Hay hombres que, al igual que algunas mujeres, parecieran odiar a las feministas, y peor, están los feminicidas, los que matan por odio a la mujer, algo con lo que todas y todos deberíamos estar categóricamente en contra. La mujer es dueña de su cuerpo y es quien debe decidir al respecto, lo cual no significa que los hombres no tengamos la obligación de contribuir en todo lo que esté a nuestro alcance con la equidad de género, es decir, no es algo a lo que seamos ajenos.

Quienes quieren matar son los criminales, entre ellos los feminicidas. Gente que se siente ofendida por las feministas, por el uso de un pañuelo morado, porque defienden sus derechos sexuales y reproductivos, deberían de enfocarse contra la violencia a la mujer y especialmente contra los feminicidas y el Estado que fomenta la impunidad y con ello nuevos crímenes, en vez de estar despotricando contra sus hermanas. Ayudaría a comprender mejor, liberarse de fanatismos de cualquier tipo.

El feminismo no es antireligioso. Esto es un asunto de cada quien. Hay derecho a creer y a no creer. Estos derechos deben respetarse recíprocamente y no atacar a genuinas luchadoras contra la dictadura.

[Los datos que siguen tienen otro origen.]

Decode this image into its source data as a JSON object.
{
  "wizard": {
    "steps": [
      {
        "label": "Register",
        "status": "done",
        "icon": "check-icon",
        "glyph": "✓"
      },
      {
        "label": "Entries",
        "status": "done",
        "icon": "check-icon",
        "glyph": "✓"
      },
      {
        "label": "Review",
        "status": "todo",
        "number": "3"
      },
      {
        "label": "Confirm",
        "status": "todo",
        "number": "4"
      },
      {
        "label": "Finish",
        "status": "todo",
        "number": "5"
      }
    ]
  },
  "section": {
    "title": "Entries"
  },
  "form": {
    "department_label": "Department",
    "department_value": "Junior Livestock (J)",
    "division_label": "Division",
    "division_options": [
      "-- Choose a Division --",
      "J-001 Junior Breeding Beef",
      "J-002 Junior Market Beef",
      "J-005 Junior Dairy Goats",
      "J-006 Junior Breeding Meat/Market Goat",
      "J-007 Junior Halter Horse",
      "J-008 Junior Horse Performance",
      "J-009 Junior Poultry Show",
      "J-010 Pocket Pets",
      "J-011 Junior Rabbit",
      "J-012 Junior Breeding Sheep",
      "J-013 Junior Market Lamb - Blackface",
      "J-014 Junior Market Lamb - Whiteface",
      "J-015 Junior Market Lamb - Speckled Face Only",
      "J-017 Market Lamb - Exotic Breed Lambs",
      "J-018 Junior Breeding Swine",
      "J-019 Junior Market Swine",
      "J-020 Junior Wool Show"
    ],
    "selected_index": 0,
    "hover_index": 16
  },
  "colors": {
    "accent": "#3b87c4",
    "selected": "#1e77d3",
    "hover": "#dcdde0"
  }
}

La misoginia es una conducta violenta que puede llegar hasta el feminicidio, producto de odio a la mujer.

EVA Y LILIT

Descarto el uso del personaje bíblico "Lilit", porque proyecta una imagen negativa para las mujeres, pero es pertinente el texto "Mata a la Eva que hay en ti", porque se trata de que las mujeres no continúen subordinadas a los hombres, que es lo que se desprende del hecho bíblico de haber nacido de la costilla de Adán. Las mujeres tienen vida propia, son independientes, pensantes, creativas, trabajadoras, etc.

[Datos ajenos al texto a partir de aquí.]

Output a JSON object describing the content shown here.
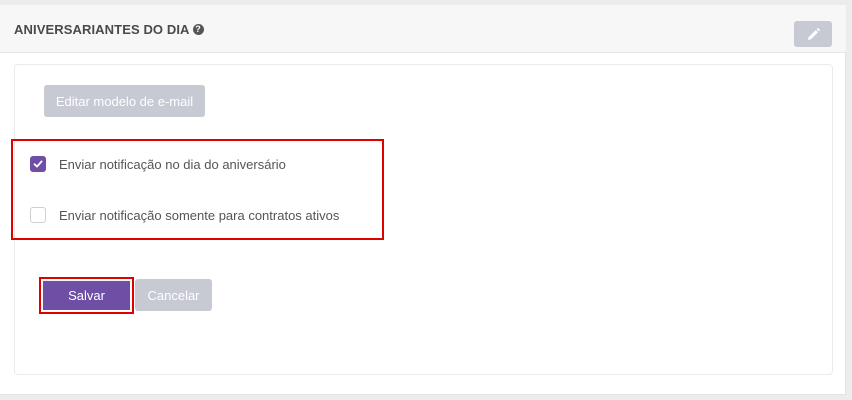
{
  "panel": {
    "title": "ANIVERSARIANTES DO DIA",
    "help_icon": "question-circle-icon",
    "edit_icon": "pencil-icon"
  },
  "actions": {
    "edit_template_label": "Editar modelo de e-mail",
    "save_label": "Salvar",
    "cancel_label": "Cancelar"
  },
  "options": [
    {
      "label": "Enviar notificação no dia do aniversário",
      "checked": true
    },
    {
      "label": "Enviar notificação somente para contratos ativos",
      "checked": false
    }
  ],
  "colors": {
    "accent": "#6f4fa6",
    "disabled_button": "#c7c9d3",
    "highlight": "#e00000"
  }
}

No hay ninguna razón para que las mujeres se subordinen a los hombres, como se pretende desde la mayoría de las religiones. Por eso es tan importante la lucha por la igualdad de derechos. Este comentario se origina en el uso que furibundas y furibundos antifeministas hacen de una imagen referida a "Lilit" y "Eva", posiblemente en otro país.